Uma Vida de Circo XVI
PRISÃO SEM GRADES
Com o passar dos tempos, a vida foi se tornando insuportável naquela roça. O fazendeiro pouco parava em casa. Estava sempre em comitiva, levando ou trazendo gado. Ficava semanas viajando. Para mim, era como se estivesse numa prisão fazenda. As noites eram longas e silenciosas. Ninguém para conversar. Não tinha vizinho perto, nem rádio, nada! Só silêncio, quebrado, de vez em quando, pelo mugido do gado e coaxar dos sapos.
Quando escurecia, eu ficava sentada na escada da porta da sala, ouvindo o cri-cri dos grilos e pensava:
- Isto é que ser fazendeiro! Isto é ser rico! Que saudade do Circo, dos personagens, do trapézio, da minha gente, de tudo!

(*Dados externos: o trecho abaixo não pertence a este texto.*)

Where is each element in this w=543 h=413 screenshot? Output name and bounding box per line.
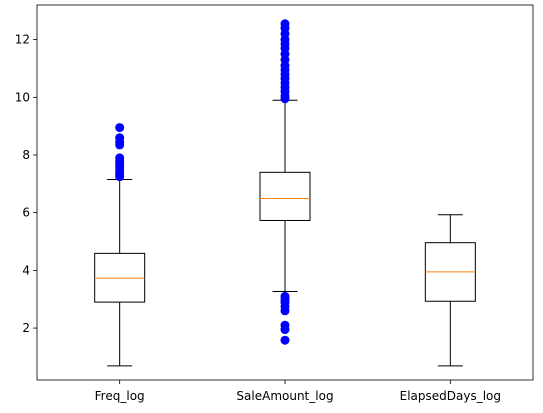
box-group-Freq_log [94,123,146,367]
y-tick-label: 4 [22,263,30,277]
box-group-SaleAmount_log [259,19,311,345]
outlier-point [280,291,290,301]
x-tick-label: ElapsedDays_log [400,389,501,403]
x-tick-label: SaleAmount_log [236,389,333,403]
box-group-ElapsedDays_log [424,214,476,367]
y-tick-label: 12 [15,33,30,47]
plot-area [94,19,476,367]
iqr-box [259,171,311,221]
outlier-point [280,19,290,29]
x-axis: Freq_log SaleAmount_log ElapsedDays_log [95,380,501,403]
y-tick-label: 10 [15,90,30,104]
x-tick-label: Freq_log [95,389,145,403]
outlier-point [115,153,125,163]
y-tick-label: 6 [22,206,30,220]
y-tick-label: 2 [22,321,30,335]
y-axis: 2 4 6 8 10 12 [15,33,37,335]
outlier-point [115,123,125,133]
outlier-point [280,320,290,330]
outlier-point [280,335,290,345]
outlier-point [115,133,125,143]
y-tick-label: 8 [22,148,30,162]
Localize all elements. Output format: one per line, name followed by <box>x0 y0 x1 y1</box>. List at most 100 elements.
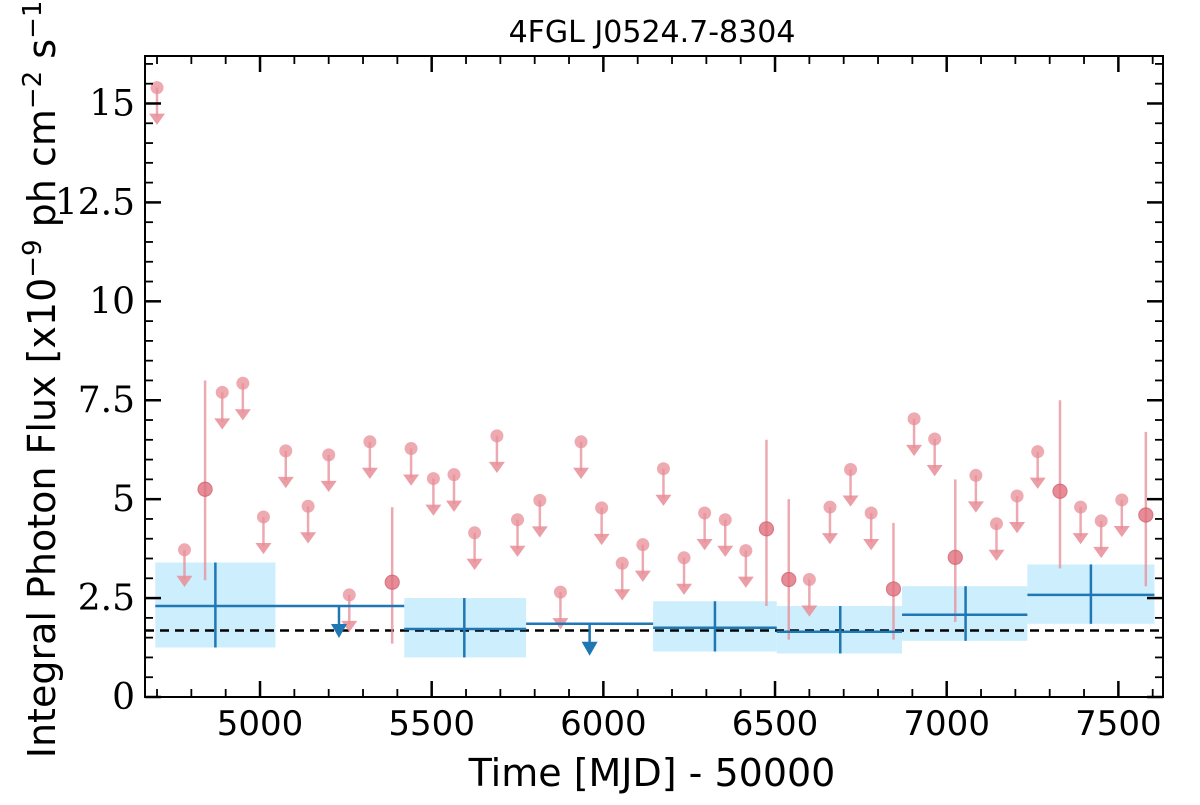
long-ul-head-1 <box>581 641 598 656</box>
upper-limit-point-39 <box>1115 493 1129 507</box>
y-axis-label: Integral Photon Flux [x10−9 ph cm−2 s−1] <box>18 0 64 758</box>
upper-limit-point-32 <box>928 432 942 446</box>
upper-limit-arrow-39-head <box>1113 525 1130 538</box>
y-tick-label-5: 12.5 <box>55 182 135 223</box>
upper-limit-arrow-31-head <box>906 444 923 457</box>
upper-limit-arrow-36-head <box>1029 477 1046 489</box>
upper-limit-point-20 <box>615 556 629 570</box>
detection-point-6 <box>1052 483 1068 499</box>
upper-limit-arrow-9-head <box>361 467 378 479</box>
upper-limit-point-18 <box>574 435 588 449</box>
upper-limit-point-30 <box>864 506 878 520</box>
y-tick-label-2: 5 <box>112 479 135 520</box>
upper-limit-point-10 <box>404 442 418 456</box>
upper-limit-point-34 <box>989 517 1003 531</box>
upper-limit-point-6 <box>301 499 315 513</box>
x-tick-label-0: 5000 <box>217 704 304 744</box>
detection-point-4 <box>885 581 902 597</box>
upper-limit-arrow-6-head <box>300 532 317 544</box>
upper-limit-point-22 <box>656 462 670 476</box>
upper-limit-point-0 <box>150 81 164 95</box>
upper-limit-arrow-10-head <box>403 474 420 486</box>
upper-limit-arrow-12-head <box>446 500 463 512</box>
upper-limit-arrow-8-head <box>341 620 358 633</box>
long-bin-upper-limit-1 <box>526 622 654 656</box>
upper-limit-arrow-27-head <box>801 605 818 617</box>
detection-point-3 <box>781 571 797 588</box>
upper-limit-point-29 <box>844 462 858 476</box>
upper-limit-arrow-33-head <box>967 501 984 513</box>
y-tick-label-6: 15 <box>89 83 135 124</box>
long-bin-detection-0 <box>155 562 276 648</box>
detection-point-5 <box>947 549 963 565</box>
upper-limit-point-19 <box>595 501 609 515</box>
long-ul-head-0 <box>330 623 347 638</box>
upper-limit-arrow-11-head <box>425 504 442 516</box>
upper-limit-arrow-0-head <box>149 113 166 125</box>
upper-limit-point-26 <box>739 544 753 558</box>
upper-limit-arrow-20-head <box>614 589 631 601</box>
upper-limit-arrow-25-head <box>717 545 734 557</box>
upper-limit-arrow-32-head <box>926 465 943 477</box>
upper-limit-point-5 <box>279 444 293 458</box>
upper-limit-point-35 <box>1010 489 1024 503</box>
upper-limit-point-4 <box>256 510 270 524</box>
y-tick-label-3: 7.5 <box>78 380 135 421</box>
long-bin-upper-limit-0 <box>275 604 405 638</box>
x-tick-label-1: 5500 <box>388 704 475 744</box>
upper-limit-point-31 <box>907 412 921 426</box>
upper-limit-arrow-30-head <box>863 539 880 551</box>
x-axis-label: Time [MJD] - 50000 <box>468 751 836 795</box>
upper-limit-point-27 <box>802 572 816 586</box>
x-tick-label-2: 6000 <box>560 704 647 744</box>
upper-limit-arrow-18-head <box>573 467 590 479</box>
upper-limit-point-33 <box>969 468 983 482</box>
y-tick-label-4: 10 <box>89 281 135 322</box>
upper-limit-point-21 <box>636 538 650 552</box>
upper-limit-arrow-4-head <box>255 542 272 555</box>
upper-limit-point-17 <box>553 585 567 599</box>
chart-title: 4FGL J0524.7-8304 <box>509 15 796 50</box>
detection-point-1 <box>384 574 400 590</box>
upper-limit-arrow-22-head <box>655 494 672 506</box>
upper-limit-arrow-26-head <box>737 576 754 588</box>
plot-frame <box>144 55 1164 698</box>
upper-limit-point-37 <box>1074 500 1088 514</box>
upper-limit-arrow-1-head <box>176 575 193 588</box>
upper-limit-arrow-28-head <box>821 533 838 545</box>
upper-limit-point-8 <box>342 588 356 602</box>
upper-limit-point-7 <box>322 448 336 462</box>
upper-limit-arrow-14-head <box>488 461 505 474</box>
long-bin-detection-4 <box>902 586 1028 641</box>
upper-limit-point-12 <box>447 468 461 482</box>
upper-limit-arrow-37-head <box>1072 533 1089 545</box>
y-tick-label-1: 2.5 <box>78 578 135 619</box>
long-bin-detection-3 <box>776 605 903 654</box>
upper-limit-point-16 <box>533 493 547 507</box>
detection-point-7 <box>1138 507 1154 523</box>
upper-limit-point-36 <box>1031 445 1045 459</box>
upper-limit-point-15 <box>511 513 525 527</box>
x-tick-label-4: 7000 <box>903 704 990 744</box>
detection-point-2 <box>758 521 775 537</box>
upper-limit-arrow-2-head <box>214 418 231 430</box>
upper-limit-point-28 <box>823 500 837 514</box>
upper-limit-arrow-23-head <box>676 583 693 595</box>
upper-limit-arrow-19-head <box>593 533 610 546</box>
long-bin-detection-1 <box>404 598 527 658</box>
x-tick-label-5: 7500 <box>1075 704 1162 744</box>
y-tick-label-0: 0 <box>112 677 135 718</box>
upper-limit-point-3 <box>236 376 250 390</box>
upper-limit-arrow-35-head <box>1009 521 1026 534</box>
upper-limit-point-2 <box>215 385 229 399</box>
upper-limit-arrow-16-head <box>531 526 548 538</box>
upper-limit-point-14 <box>490 429 504 443</box>
upper-limit-point-25 <box>718 513 732 527</box>
upper-limit-point-1 <box>177 543 191 557</box>
upper-limit-arrow-21-head <box>634 570 651 582</box>
upper-limit-point-24 <box>698 506 712 520</box>
upper-limit-point-9 <box>363 435 377 449</box>
upper-limit-arrow-29-head <box>842 495 859 507</box>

E assim se passaram dias, semanas, meses e anos!
Nenhuma diversão, nem passeio, nada!
Para o fazendeiro é como se tivesse comprado uma boneca para enfeitar a casa, sem vontade própria. Ele continuava a chegar de suas andanças, altas horas da noite.
Eu ia definhando de tanta contrariedade, chegando a emagrecer vinte quilos, apesar de tanta fartura em casa.
Eu não tinha a quem reclamar. Minha mãe estava viajando com o circo pelo Brasil afora. Mas chorar pra quê? A escolha foi minha, peguei o bastão e vou leva-lo até o fim. Fugir não seria a solução, pois o fazendeiro era poderoso e me acharia onde eu estivesse.
Eu era feliz sem a riqueza,
E como estava enganada.
Me deram tudo,
Eu não tinha nada...
***
Mas tudo nesta vida tem suas compensações.